I have a book here at work that is called Taxi Driver Wisdom - basically phrases uttered by Cab Drivers in NYC with respect to a bunch of stuff, all eminently quotable. I found this years ago in the `Weird' section of the Bookshelf, in Guelph. The most applicable follow:

- Everything comes out the same, no matter whether you make it hard on yourself or not.
- You marry out of your greatest love or your greatest fear.
- The mouth is the most dangerous part of a person.
- We starve each other and then we feast on each other.
- You say what you like to hear.
- When there is something you want, it seems it is everywhere.
- Each day is like another bud on the tree: impossible without the tree beneath it.
- You can take the girl out of the cheap underwear, but you can't take the cheap underwear out of the girl.
- If you're a smart person, you can see what's smart about the next guy. If you're secretly afraid you're a moron, okay, then to your, everybody's a moron.
- You see in other people what you want for yourself.
- If you chose a new life, you must not have wanted the old one anymore.

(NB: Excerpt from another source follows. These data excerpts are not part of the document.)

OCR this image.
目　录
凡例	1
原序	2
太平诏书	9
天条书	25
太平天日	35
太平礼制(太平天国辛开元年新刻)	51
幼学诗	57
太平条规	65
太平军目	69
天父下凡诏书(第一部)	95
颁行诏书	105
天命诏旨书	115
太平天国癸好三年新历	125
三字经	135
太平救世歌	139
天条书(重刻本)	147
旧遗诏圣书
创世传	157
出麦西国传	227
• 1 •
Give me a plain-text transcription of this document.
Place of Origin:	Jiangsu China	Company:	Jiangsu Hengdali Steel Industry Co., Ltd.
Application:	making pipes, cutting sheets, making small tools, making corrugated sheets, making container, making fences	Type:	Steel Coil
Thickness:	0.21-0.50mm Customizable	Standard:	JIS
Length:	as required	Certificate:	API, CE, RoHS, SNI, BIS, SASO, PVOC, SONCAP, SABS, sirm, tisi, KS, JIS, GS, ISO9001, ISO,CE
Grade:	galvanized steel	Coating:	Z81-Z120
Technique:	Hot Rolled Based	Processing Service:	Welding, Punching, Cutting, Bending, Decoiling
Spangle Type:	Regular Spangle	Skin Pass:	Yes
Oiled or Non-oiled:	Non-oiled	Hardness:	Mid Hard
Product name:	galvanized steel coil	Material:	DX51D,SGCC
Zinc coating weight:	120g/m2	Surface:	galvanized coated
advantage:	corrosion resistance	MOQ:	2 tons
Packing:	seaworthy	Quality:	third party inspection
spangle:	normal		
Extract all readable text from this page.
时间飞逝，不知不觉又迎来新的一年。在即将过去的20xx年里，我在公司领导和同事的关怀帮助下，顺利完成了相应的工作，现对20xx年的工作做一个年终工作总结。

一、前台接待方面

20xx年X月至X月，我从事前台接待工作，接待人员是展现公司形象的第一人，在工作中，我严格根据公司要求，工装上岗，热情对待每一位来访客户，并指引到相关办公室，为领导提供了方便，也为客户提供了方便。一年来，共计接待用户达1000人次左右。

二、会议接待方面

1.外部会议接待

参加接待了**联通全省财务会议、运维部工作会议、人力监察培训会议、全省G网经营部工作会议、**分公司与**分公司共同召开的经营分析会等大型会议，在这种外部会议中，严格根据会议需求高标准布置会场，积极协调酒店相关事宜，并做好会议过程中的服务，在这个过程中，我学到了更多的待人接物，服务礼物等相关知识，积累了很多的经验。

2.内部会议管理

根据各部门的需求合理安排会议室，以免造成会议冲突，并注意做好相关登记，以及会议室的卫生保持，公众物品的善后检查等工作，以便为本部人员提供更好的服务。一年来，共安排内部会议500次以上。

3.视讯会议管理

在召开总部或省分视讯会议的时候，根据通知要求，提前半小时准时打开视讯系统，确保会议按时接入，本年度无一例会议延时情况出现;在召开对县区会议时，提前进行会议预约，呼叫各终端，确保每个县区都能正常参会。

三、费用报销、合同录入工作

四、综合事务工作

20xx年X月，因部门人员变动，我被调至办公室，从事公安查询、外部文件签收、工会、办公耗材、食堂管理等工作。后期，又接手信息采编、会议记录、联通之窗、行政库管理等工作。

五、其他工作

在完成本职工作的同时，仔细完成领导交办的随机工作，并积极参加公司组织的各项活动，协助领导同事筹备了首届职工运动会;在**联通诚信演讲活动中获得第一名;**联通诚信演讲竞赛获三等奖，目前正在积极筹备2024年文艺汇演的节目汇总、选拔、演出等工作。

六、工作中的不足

Also, I want to include an email I received from Dave Gibson a couple of years ago, while we were still roomies, and before either of us became a couple.

-----Original Message-----From: Dave Gibson [mailto:gibco@sympatico.ca]Sent: Monday, March 03, 2003 11:23 AMTo: Becker, StephenSubject: RE: Colonel Angus & The Bling

Hi Steve--

Thanks for the message, I will have a look at the sheet. I haven't looked at my account yet today--so I hope that that first cheque has gone thru okay...At the end of the month I tend to get eaten up with sevice charges etc..so, sometimes I count on more than is available. Anyways, I do appreciate your benevolence on all of these matters. As I alluded last night, I have to start feeling better about myself so that I can be more successful in other aspects of my life. I initially picked up my current job as merely a buffer between my "real" projects--inevitably those other projects became few and far between--and I got down on myself. Going back to school was a really important and risky part of my recent life--and although it was a great experience--I expected too much from it. Mostly, I tend to look for external things to "fix" whatever is wrong with me inside--so, I tend to pour a lot of myself into things like relationships or lousy jobs--that maybe don't merit so much of my psyche. It was easier to ignore my problems when I worked 50 hours a week and made a lot of money--but, they were still there. I guess now I'm at the point where I can either try and help myself..or get worse. I know that sounds dramatic but--as time goes by, I'm starting to feel wistful about some of the things I'm missing out on--considering that I'm capable of a lot more. Right now, I'm going to put a temporary moratorium on using all my resources looking for industry work..and, just concentrate on making some more money. Anyways, to the doctor tommorrow and to the temp agency...and--we'll see what falls out.

As for our living arrangements--I too have found them to be absolutely great. Our compatibility is pretty amazing. I have been upset with myself that you have shouldered more of the financial burdens in recent months--During the last few days--I've been torn up about doing anything to damage our friendship. I do intellectually feel that this will be seen as a minor glitch during a long and swell living arrangement---over the weekend, I got pretty dark and wondered if I'd eventually have to move in with my parents! (I know that isn't happenening, but--I'm a dramatic guy) I guess because I know that aside from lame employers...the problem really lies with me. I'm too easy going when things are going poorly at work--it isn't a pleasant feeling working full time and still not being able to make my expenses! Case in point--I still feel guilty about these transcripts--why should I feel guilty when they don't pay me? WHO KNOWS?

Anywyays, this e-mail is way too long. So, I'll get out of your hair. Thank you again for being great.
DG

Makes me wonder what's changed, eh?
Finally, to conclude, a few words from a convocation speech Steve Jobs made earlier this year:

Your time is limited, so don't waste it living someone else's life. Don't be trapped by dogma - which is living with the results of other people's thinking. Don't let the noise of other's opinions drown out your own inner voice. And most important, have the courage to follow your heart and intuition. They somehow already know what you truly want to become. Everything else is secondary.